The new set of movies really didn't need any of the original cast, and I'm not sure that they ought to have been included ... especially now that so many years had passed. And I would not have brought back "Darth Vader's melted mask," either. Annakin Skywalker himself turned away from his evil, sacrificing himself in the process to save his son. He shouldn't be brought back now as a personification nor a continuation of that evil, nor as a symbol of it that the new evildoers almost worship. To me, that's polluting the other "most-important character." And, once again, completely unnecessary.

What's next, I wonder? Jar Jar Binks? ;)

MadmanRB 01-16-2018 04:13 PM

Dont we have enough of this on youtube?

Its the same crap "WAAAA! They ruined Star Wars!"

Uh ever think that some of us actually like this movie and applaud it for trying something new?

No wait thats ruining childhood, I forgot.

No cant sit back and have fun with a movie anymore, no have to nitpick every frame and every line of dialog and if a prop is off center in one scene and is fixed in the next.... movie ruined!

I personally really liked the Last Jedi, it was daring experimental and it did the same thing that Empire strikes back did by subverting expectations and giving us something new.

But hey the is the star wars franchise where people say that The force awakens was too much like a new hope and then whine when something new is offered.

I swear its the most manic depressive fan base sometimes.

sundialsvcs 01-16-2018 04:45 PM

I personally think that they should have simply left the original cast completely out of it – including Darth Vader. Put the story a hundred or more years in the future, instead of a mere thirty years after the previous set of movies must have ended. I know that they were trying to appeal to old farts like me "the original fan-base," but that wasn't necessary. The essential story is universal.

I think that Disney made excellent casting choices in these new movies. They hired really good screenwriters, and refused to let George Lucas fill the movies with little children and little creatures. But the decision to incorporate the original cast-members and characters, in my humble, simply didn't work.

The "bad guy," being the improbable son of two original-characters' improbable marriage, is in a more awkward position than the "good girl," who has none of this baggage. (Fortunately, the actor is fully in command of his character and he can work his way through any screenwriting gaffe. Just let him take his mask off. Just let him take his mask off, so we can see his most-interesting face ... this is how this actor acts.)

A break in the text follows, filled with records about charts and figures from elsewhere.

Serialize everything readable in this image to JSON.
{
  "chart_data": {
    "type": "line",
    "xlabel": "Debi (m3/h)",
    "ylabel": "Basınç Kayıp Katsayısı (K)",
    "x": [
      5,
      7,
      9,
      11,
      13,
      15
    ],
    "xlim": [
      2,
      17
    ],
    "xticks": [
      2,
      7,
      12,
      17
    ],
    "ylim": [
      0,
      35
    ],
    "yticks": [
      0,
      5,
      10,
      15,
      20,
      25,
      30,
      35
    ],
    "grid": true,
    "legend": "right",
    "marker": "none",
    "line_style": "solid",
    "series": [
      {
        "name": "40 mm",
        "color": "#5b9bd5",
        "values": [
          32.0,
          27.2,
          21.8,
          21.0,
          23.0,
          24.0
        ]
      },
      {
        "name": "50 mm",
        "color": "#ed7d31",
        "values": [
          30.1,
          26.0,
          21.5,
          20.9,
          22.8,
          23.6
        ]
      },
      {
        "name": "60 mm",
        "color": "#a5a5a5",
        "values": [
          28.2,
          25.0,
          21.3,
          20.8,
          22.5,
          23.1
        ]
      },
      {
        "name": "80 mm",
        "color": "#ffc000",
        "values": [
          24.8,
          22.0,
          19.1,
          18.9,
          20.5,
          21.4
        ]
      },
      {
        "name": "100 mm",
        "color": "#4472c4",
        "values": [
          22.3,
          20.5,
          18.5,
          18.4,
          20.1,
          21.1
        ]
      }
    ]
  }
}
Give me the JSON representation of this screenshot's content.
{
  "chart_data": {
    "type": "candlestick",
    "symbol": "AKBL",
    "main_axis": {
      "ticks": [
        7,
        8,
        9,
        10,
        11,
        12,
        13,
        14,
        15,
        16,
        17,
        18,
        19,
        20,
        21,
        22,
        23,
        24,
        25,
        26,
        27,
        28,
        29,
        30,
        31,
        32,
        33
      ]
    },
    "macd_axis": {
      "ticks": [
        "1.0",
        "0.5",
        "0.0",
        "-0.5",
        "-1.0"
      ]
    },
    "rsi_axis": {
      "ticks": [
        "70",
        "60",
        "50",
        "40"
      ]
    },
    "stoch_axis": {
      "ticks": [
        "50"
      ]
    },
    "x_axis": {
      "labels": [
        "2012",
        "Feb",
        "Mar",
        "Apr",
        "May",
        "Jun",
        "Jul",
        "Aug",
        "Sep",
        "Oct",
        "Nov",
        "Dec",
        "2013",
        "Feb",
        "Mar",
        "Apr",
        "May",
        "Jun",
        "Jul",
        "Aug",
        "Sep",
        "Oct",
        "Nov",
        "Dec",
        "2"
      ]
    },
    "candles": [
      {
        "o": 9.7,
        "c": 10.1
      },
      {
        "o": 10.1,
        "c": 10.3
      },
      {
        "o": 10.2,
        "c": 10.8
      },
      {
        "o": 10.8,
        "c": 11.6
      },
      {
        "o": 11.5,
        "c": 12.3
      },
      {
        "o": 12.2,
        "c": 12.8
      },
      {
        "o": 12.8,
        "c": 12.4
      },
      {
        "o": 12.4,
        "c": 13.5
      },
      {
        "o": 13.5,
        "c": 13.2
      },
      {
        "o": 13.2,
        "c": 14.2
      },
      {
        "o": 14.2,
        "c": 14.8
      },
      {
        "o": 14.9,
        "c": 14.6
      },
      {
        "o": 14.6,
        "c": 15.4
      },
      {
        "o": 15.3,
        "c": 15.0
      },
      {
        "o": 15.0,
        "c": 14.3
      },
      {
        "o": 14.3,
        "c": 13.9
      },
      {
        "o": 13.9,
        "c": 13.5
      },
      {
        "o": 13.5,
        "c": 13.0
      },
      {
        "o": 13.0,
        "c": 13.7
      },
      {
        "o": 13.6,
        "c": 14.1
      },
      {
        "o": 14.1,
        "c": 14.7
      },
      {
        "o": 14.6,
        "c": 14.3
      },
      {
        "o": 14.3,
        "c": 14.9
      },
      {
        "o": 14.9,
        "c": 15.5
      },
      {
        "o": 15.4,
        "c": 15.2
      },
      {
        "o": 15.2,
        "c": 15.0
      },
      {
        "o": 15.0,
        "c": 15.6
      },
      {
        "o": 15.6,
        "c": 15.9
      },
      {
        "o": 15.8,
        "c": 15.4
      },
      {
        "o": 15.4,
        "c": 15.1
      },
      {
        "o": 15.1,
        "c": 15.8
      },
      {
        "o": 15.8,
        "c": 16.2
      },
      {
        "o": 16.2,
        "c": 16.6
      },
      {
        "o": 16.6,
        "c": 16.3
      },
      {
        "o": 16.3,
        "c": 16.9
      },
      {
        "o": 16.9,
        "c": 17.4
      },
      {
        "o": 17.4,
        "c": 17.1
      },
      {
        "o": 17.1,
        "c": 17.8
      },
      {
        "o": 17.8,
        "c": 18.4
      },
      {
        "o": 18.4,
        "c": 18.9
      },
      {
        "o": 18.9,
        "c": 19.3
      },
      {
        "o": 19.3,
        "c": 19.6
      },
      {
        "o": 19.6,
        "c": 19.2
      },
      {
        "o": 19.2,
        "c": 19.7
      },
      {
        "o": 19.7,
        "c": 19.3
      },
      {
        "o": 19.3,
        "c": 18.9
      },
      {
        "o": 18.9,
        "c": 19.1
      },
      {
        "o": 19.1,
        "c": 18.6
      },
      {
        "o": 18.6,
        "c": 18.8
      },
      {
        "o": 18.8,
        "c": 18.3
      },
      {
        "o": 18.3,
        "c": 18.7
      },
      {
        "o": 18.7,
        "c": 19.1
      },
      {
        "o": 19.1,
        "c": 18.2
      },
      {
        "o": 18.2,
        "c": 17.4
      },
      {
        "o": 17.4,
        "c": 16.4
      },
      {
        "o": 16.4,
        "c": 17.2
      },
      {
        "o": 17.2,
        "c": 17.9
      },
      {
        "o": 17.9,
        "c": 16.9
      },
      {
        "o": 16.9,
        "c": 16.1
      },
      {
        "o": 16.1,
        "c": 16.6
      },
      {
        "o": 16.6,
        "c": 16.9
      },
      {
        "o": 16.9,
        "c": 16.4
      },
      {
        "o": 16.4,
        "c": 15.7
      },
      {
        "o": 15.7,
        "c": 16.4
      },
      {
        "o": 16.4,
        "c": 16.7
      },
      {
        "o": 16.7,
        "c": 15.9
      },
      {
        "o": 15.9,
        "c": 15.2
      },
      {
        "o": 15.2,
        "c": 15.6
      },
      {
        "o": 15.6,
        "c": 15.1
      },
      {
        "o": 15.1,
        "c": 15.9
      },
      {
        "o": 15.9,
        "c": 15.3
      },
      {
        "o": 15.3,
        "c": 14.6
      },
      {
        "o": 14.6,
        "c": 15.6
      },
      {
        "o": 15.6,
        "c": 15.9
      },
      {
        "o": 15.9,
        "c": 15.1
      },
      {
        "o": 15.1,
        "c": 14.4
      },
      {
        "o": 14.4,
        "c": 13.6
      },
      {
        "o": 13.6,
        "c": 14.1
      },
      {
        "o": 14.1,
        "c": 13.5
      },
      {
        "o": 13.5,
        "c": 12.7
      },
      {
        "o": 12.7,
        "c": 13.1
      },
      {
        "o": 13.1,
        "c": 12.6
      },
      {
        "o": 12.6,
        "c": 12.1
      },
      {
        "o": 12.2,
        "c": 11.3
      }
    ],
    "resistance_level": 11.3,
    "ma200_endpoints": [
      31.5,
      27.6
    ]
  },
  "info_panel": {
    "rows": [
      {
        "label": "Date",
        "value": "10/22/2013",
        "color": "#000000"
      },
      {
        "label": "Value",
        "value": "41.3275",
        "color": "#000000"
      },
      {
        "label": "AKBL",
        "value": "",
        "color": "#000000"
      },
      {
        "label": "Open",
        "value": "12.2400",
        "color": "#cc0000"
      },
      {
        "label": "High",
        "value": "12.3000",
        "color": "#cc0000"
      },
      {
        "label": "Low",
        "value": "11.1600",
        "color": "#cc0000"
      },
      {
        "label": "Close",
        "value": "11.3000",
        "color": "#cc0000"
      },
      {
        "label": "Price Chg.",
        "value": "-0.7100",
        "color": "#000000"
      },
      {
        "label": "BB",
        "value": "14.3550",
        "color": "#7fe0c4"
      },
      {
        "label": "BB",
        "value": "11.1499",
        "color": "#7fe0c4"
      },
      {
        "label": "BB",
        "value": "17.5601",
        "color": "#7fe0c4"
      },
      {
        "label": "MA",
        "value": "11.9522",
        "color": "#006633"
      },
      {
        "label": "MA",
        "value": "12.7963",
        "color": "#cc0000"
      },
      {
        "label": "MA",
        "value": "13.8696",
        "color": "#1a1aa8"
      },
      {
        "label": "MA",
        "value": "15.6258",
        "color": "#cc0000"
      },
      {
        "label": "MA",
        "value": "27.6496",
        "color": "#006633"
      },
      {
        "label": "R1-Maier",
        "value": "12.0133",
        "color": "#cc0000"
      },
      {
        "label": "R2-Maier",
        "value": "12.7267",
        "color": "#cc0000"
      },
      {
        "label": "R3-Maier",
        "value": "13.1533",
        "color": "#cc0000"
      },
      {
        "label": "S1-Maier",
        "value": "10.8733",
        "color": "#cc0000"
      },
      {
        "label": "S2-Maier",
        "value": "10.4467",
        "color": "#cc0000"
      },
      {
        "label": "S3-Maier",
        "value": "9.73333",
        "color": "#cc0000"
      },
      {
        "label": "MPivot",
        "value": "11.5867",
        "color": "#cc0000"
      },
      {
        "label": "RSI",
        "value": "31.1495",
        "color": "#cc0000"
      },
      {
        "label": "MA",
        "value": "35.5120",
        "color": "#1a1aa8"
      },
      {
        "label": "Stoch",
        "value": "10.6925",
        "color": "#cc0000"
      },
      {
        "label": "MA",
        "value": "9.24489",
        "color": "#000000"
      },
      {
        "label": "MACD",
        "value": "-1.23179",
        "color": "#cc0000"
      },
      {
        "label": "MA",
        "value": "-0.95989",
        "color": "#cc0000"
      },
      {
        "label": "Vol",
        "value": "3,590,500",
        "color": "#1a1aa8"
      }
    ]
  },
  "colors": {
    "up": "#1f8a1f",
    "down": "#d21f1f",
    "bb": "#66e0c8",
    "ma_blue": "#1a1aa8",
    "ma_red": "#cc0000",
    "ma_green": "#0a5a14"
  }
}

Now, for the third movie, they actually do have a "clean slate," albeit due to most-unfortunate and unforeseeable real-world tragedy. (Carrie one day, and her mother the next. :cry:) They can't do "Han's movie, then Luke's movie, then Leia's movie," as originally planned. Maybe they will think of something much better. I hope so.

Honestly, my requirements are simple – I've got my wife and a bag of popcorn and we still know how to "neck." ;) It's too <hot|cold> to be outside, and this place is air-conditioned and has a $10,000 sound system. Just tell me a really good yarn. But, don't tamper with fictional characters. It's far better to simply omit them entirely, than to corrupt them. Especially when the franchise does not need to do any such thing.

AnanthaP 01-17-2018 03:03 AM

There were actually only 12 people in the audience out of about 500 seats where I saw it (Last Jedi). I mean too convoluted to be a simple yarn.